Slovenia condemns Nice lorry attack
"I strongly condemn any form of terrorism and extremism. Our hearts are with the victims' families and France," Cerar said on his Twitter profile.
Pahor sent a letter of condolences to French President Francois Hollande describing the attack as "an act of terrorism that deserves the strongest condemnation."
"I have been deeply shaken by news about last night's tragedy in Nice, France, the heart of Europe. Innocent victims have been killed: children, families, people who celebrated and lived the values of the free world," he said according to the president's office.
To honour the victims, the National Assembly observed a minute's silence at the outset of the final day of the regular sitting before summer recess.
"We are condemning in the strongest terms this mean, abject and unpardonable act," Speaker Milan Brglez said, expressing the assembly's sincerest sympathies with the French nation and everyone affected by the tragedy.
On the occasion, he also expressed commiseration with everyone who "lost their loved ones in the recent acts of terror and cowardice in Istanbul, Dhaka and Baghdad".
"Our thoughts stand in defence of human dignity, freedom and humanness," Brglez said before inviting the house to observe a minute's silence in commemoration of the victims of the Nice attack.

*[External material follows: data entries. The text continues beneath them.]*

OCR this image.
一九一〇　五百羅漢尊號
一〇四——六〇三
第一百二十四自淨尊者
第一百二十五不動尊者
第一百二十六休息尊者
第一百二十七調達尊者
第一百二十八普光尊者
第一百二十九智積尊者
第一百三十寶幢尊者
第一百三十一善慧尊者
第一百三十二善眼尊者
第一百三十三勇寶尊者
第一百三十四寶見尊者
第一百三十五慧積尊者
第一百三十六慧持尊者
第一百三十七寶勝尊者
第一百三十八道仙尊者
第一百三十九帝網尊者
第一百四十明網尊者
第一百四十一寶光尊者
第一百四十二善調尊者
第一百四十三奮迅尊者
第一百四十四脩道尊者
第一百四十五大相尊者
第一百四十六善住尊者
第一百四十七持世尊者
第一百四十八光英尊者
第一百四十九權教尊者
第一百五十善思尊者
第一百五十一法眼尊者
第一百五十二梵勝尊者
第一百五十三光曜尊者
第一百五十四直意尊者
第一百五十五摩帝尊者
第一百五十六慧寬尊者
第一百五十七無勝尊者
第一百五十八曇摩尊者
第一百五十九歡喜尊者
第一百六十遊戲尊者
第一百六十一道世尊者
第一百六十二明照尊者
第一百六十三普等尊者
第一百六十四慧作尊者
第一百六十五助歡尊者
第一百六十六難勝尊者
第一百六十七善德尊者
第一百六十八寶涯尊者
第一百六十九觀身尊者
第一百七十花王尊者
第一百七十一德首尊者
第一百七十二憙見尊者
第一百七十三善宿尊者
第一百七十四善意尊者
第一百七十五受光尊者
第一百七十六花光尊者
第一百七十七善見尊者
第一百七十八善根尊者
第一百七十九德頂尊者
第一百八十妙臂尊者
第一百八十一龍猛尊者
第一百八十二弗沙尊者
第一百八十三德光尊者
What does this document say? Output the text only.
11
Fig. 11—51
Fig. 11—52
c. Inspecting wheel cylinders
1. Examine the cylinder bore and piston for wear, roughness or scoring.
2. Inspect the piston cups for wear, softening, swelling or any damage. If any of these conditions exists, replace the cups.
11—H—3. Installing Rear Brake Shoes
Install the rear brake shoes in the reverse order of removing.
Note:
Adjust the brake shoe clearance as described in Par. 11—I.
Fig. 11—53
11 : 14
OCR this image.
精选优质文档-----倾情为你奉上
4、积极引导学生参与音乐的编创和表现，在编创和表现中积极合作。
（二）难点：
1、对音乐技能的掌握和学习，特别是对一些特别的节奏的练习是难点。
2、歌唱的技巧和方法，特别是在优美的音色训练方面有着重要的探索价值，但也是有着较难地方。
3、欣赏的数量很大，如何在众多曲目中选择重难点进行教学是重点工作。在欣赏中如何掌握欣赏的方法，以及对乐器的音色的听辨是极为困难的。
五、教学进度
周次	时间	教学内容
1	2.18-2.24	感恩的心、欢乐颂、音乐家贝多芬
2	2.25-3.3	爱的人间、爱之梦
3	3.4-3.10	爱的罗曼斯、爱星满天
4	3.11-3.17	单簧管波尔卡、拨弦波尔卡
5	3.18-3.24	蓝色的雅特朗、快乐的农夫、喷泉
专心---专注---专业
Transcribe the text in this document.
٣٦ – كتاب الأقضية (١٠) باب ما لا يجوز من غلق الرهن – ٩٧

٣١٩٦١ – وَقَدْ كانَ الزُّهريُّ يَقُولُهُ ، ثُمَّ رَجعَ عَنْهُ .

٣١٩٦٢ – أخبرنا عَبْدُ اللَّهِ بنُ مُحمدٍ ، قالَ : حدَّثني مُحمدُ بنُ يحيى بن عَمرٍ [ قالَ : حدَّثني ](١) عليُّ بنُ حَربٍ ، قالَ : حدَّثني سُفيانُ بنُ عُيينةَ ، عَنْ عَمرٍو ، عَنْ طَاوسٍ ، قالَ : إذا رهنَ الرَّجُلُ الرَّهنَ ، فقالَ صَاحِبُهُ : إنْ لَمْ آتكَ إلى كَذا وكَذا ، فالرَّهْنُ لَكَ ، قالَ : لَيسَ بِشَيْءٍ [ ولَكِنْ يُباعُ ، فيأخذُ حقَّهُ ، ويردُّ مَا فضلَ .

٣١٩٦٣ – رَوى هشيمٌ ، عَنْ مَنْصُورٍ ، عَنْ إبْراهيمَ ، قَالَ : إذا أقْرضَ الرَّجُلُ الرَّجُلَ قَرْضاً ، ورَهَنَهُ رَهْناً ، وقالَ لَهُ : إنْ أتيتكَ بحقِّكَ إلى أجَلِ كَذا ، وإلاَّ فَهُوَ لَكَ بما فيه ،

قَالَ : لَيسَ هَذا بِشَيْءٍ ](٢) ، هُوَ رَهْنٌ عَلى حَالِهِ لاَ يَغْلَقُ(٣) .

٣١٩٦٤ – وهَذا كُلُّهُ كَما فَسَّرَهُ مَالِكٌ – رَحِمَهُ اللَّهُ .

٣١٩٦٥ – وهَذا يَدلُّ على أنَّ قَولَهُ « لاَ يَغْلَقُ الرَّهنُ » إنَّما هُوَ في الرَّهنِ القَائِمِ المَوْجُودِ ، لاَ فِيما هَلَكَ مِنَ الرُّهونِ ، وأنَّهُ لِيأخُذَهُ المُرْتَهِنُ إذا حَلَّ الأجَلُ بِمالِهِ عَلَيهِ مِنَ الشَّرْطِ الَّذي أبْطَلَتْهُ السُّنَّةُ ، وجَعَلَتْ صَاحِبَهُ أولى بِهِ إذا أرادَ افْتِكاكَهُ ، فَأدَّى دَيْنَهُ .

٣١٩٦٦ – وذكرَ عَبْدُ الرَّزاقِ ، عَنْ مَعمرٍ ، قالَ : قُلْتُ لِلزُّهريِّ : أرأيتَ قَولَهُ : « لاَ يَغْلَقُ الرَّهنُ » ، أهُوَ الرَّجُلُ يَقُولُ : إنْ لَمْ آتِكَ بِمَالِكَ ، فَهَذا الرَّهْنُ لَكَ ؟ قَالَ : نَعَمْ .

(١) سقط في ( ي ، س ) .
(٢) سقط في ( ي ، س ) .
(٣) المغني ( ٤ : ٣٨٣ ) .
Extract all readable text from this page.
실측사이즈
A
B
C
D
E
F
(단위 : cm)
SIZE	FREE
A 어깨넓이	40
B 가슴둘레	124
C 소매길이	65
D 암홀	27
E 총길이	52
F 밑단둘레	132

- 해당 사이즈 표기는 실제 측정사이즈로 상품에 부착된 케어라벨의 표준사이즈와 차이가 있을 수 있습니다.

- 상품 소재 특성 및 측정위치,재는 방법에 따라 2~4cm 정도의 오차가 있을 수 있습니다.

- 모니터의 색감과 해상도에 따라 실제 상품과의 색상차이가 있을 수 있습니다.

Shock at the tragedy was also expressed by MPs at the joint session of the committees of foreign policy and EU affairs with Democrat (SDS) MP Branko Grims commenting that Europe should not be a battlefield and Jožef Horvat of the fellow opposition New Slovenia (NSi) urging greater investment in security in Europe.
According to the Foreign Ministry, no Slovenian nationals were hurt or reported missing in the latest terrorist attack.
At least 84 people are dead, including many children, and dozens injured, including 18 in a critical condition, after a 19-tonne truck plunged through a crowd during Bastille Day celebrations.